Cachés derrière les rideaux des petites cabines d'un café Internet, des jeunes juifs ultra-orthodoxes explorent le monde interdit de la Toile.

Cachés derrière les rideaux des petites cabines d'un café Internet, des jeunes juifs ultra-orthodoxes explorent le monde interdit de la Toile.

Ils sont de plus en plus nombreux à braver les interdits de leurs rabbins qui mettent régulièrement et solennellement en garde dans la presse religieuse contre «les terribles dangers des ordinateurs».

Coiffé d'un large feutre d'où dépassent ses papillotes, un jeune homme entre en catimini dans cet établissement vu comme un lieu de perdition. Il garde le silence, sachant que s'il était reconnu il pourrait être blâmé, voire rejeté par sa communauté.

Yitzhak, 20 ans, élève d'une «yéchiva» (institut d'études talmudiques), est pourtant un habitué du Strudel, un café Internet proche d'un quartier religieux de Jérusalem-Ouest.

«Je viens de temps en temps regarder les informations télévisées, voir des films en DVD, ou simplement savoir ce qui se passe dans le monde», confie-t-il.

Selon le patron des lieux, Michael Krumer, ses clients sont en majorité des jeunes ultra-orthodoxes utilisant l'Internet pour le courrier électronique, lire des informations et dialoguer sur le «chat».

«Beaucoup discutent de questions religieuses, et rares sont ceux qui visitent les sites pornographiques», affirme-t-il.

Il n'empêche que des manifestations ont été organisées contre son établissement et ses concurrents par une association ultra-orthodoxe de «protection de la pudeur».

Craignant d'être incendiés, certains ont fermé leurs portes.

«Leurs patrouilles font planer la menace en nous filmant, puis en collant nos photos sur des affiches», déclare Eli, coiffé de la kippa noire des juifs religieux et mordu d'Internet.

Les rabbins ultra-orthodoxes les plus rigoureux interdisent de surfer sur la Toile, où l'on risque de dériver sur des sites immoraux.

Cet oukase ne vise pas ceux qui utilisent l'Internet à des fins «strictement professionnelles». Mais, il leur est recommandé d'y avoir recours «le moins possible, et sous supervision des rabbins». En tout cas, «jamais à partir de leur domicile», pour ne pas montrer le mauvais exemple à leurs enfants.

Il est cependant possible de conjurer les risques en tous genres de la Toile en récitant une prière spéciale rédigée par un rabbin israélien de la ville de Safed (Galilée), un des centres du mysticisme juif.

Avant de se connecter au réseau, l'utilisateur pieux est convié à s'en remettre à Dieu pour le préserver contre les «attaques de virus» et les risques de rencontres avec des images ou des textes licencieux.

«L'Internet peut être utile, par exemple pour les médecins et les affaires, mais son utilisation est très risquée, car elle peut détourner nos enfants de l'étude de la Torah», souligne le rabbin Shmouel Haïm Papenheim, responsable d'un magazine ultra-orthodoxe.

Il fait ce constat alors qu'une exposition de matériel informatique, cette semaine à la Knesset (parlement), a justement fait l'éloge des bienfaits pédagogiques de l'Internet.
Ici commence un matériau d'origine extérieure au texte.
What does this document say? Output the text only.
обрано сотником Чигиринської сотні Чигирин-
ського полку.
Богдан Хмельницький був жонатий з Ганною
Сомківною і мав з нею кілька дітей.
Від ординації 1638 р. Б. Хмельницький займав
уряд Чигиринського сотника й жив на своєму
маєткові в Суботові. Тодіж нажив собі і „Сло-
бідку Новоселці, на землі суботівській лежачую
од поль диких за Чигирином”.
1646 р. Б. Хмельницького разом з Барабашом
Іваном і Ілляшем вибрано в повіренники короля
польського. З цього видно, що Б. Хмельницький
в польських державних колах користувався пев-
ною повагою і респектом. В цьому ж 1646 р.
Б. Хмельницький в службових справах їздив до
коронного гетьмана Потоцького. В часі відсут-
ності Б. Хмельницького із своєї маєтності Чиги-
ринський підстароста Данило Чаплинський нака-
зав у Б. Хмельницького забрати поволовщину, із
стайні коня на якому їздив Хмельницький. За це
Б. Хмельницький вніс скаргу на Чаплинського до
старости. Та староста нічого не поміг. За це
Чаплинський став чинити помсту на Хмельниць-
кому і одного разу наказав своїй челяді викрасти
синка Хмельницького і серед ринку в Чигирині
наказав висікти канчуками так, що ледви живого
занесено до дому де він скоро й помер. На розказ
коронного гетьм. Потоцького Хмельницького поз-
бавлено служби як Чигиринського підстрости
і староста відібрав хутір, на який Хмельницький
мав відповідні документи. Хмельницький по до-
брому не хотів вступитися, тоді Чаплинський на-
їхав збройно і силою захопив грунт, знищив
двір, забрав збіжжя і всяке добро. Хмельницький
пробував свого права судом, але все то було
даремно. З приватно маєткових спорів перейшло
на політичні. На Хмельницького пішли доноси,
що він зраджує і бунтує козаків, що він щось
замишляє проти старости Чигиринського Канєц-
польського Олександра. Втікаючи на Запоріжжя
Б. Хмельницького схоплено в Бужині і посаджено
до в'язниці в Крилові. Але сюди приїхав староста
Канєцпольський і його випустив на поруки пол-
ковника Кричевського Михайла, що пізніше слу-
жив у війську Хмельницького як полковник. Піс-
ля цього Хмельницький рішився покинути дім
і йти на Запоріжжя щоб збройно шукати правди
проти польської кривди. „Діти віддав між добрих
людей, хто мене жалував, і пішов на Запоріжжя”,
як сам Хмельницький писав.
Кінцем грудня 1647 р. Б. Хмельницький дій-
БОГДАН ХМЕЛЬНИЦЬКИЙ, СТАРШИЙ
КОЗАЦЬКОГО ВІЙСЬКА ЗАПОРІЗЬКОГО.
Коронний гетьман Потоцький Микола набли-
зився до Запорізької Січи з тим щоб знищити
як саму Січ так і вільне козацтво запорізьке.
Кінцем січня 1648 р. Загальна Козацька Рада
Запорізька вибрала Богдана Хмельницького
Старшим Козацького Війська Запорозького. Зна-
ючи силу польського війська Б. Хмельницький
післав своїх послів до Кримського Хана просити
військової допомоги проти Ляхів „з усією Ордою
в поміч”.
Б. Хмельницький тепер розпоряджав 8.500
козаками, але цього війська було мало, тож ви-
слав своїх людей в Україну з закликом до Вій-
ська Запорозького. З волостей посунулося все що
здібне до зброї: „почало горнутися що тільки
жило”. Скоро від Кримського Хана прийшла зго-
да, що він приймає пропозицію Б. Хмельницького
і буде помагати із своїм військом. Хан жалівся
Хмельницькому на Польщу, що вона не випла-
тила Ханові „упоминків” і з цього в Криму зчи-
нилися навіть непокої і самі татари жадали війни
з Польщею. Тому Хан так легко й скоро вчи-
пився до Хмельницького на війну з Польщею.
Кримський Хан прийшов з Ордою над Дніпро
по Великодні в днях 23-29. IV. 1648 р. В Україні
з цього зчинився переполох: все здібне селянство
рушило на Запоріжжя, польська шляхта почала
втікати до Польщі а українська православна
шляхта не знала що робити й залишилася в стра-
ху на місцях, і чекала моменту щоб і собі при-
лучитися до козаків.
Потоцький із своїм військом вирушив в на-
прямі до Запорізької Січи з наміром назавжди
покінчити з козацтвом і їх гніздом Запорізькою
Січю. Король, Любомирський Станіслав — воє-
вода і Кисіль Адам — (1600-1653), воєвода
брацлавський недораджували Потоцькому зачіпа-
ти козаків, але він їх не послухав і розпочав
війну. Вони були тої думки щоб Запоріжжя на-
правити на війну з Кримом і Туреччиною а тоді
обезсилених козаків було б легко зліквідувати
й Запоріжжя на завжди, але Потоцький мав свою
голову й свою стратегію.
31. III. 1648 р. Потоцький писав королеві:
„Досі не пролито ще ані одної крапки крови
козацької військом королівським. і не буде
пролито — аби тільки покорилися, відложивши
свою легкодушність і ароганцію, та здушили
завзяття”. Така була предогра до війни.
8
Israël a un des taux d'équipements d'ordinateurs personnels les plus élevés au monde.

Les religieux ultra-orthodoxes les plus conservateurs continuent de s'accrocher à la stricte tradition et à proscrire la télévision elle-même, source, selon eux, de nombreux vices.

Mais, dans le même temps, lentement et sûrement, au risque d'être confronté à la culture laïque, le monde des «hommes en noir», jusqu'à présent refermé sur lui-même, est à son tour happé par les attraits technologiques de la modernité.

Signe des temps, plusieurs mouvements religieux ultra-orthodoxes, comme le Chabad messianiste, ont même leurs propres sites.